To find out more about Aikido, please click these links: City Aikido, Aikido of Marin, Zanshin-ryu.

What is Meditation?

Mediation is nothing more and nothing less than becoming aware of what is happening in the present moment.  It's an opportunity to relax, focus on one's breathing, the ground that supports one's weight, and any area of the body that holds tension.  It is a completely non-denominational practice that can, though not necessarily, comprise a spiritual dimension.  Meditation shows the benefits of a calm, present mind in dealing with test anxieties and other pressures.  I therefore begin all sessions with a meditation.

Meditation also aids people to enter into Alpha Brain States. I believe practicing this shift of brain states is particularly helpful for children who are very active and/or have Attention Deficit. There is a lot of scientific data on brain states, and if you'd like to find out more about this, please visit these links.

What is Educational Psychology?

Educational psychology is a growing field that combines education and psychology.  It is often used as an intermediary step between the two disciplines, or, sometimes, as a liaison between the education system and clinical psychology.  While I am neither a licensed psychologist nor an official of the school system, I often work with professionals in both sectors as a team member who supports a child's development.  I employ psychology in my approach as it can help to shed light on reasons why a student might be experiencing forgetfulness, feeling unmotivated, or overburdened by fear, etc.

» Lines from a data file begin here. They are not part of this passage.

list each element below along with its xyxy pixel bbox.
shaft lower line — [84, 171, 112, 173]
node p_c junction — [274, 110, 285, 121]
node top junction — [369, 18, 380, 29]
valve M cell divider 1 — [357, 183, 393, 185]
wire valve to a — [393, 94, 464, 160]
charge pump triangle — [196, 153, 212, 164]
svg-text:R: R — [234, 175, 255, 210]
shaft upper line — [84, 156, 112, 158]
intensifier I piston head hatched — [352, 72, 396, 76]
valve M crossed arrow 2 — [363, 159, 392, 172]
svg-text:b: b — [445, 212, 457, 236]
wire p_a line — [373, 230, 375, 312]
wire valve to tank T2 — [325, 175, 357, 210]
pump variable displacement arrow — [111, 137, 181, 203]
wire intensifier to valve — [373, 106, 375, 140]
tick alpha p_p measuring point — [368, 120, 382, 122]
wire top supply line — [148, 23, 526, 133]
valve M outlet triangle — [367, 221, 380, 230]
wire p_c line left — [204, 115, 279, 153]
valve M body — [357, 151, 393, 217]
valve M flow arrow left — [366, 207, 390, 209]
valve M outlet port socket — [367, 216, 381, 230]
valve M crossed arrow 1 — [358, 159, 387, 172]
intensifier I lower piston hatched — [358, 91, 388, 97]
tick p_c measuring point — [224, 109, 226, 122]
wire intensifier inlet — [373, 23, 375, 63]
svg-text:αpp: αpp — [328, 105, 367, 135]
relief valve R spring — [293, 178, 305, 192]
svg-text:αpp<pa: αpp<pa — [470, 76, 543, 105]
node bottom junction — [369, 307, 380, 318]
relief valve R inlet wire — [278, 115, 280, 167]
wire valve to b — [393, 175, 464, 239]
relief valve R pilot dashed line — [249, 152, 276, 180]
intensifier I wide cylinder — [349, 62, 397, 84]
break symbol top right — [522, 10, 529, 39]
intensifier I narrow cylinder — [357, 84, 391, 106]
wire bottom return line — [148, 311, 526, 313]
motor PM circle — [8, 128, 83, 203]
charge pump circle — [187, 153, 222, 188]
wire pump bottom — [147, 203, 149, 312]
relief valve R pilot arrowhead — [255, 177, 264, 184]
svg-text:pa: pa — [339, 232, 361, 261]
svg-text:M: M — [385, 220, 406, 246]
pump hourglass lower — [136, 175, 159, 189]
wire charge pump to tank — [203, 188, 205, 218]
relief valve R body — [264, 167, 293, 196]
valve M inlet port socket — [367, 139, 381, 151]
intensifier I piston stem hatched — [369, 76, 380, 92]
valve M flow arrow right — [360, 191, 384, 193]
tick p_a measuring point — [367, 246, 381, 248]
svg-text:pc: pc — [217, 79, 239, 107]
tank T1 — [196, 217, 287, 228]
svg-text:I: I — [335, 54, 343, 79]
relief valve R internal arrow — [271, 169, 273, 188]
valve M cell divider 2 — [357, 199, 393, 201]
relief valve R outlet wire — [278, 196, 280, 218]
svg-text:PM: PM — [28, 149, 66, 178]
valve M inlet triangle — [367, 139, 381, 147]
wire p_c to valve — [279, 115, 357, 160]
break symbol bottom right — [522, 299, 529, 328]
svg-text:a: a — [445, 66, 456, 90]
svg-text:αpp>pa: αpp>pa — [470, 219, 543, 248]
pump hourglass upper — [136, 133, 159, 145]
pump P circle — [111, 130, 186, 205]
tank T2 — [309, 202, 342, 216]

What is "Body Intelligence"?

Some might call this intuition building.  Either way, this technology helps to develop powerful tools and confidence in areas of challenge.  As an example, a student who is challenged in reading and pronunciation will still have an implicit ability to know when a word is pronounced correctly or incorrectly.  There's an internal feeling in the body that provides this feedback (some children report feeling a tingling sensation in their abdomen or chest).  I often work by helping a student develop their ability and confidence in recognizing this sensation, and guiding them through this process.  When they know, inherently, that an answer they have chosen is incorrect, and they feel this inside of them, then they know to give that question or problem more attention until this sensation subsides, or until another sensation (which they've learned to associate with a correct answer) surges through them.

Body intelligence also means that there is a whole system of awareness that is intelligent; intelligence does not reside solely in the brain.  While the brain is certainly a piece of this intelligence, full body intelligence is much larger than the brain alone.  Body-centered learning places importance on physical posture and alignment when reading and studying.  Through this way of learning, using movement, stretching, and breathing, students learn and recall information more effectively.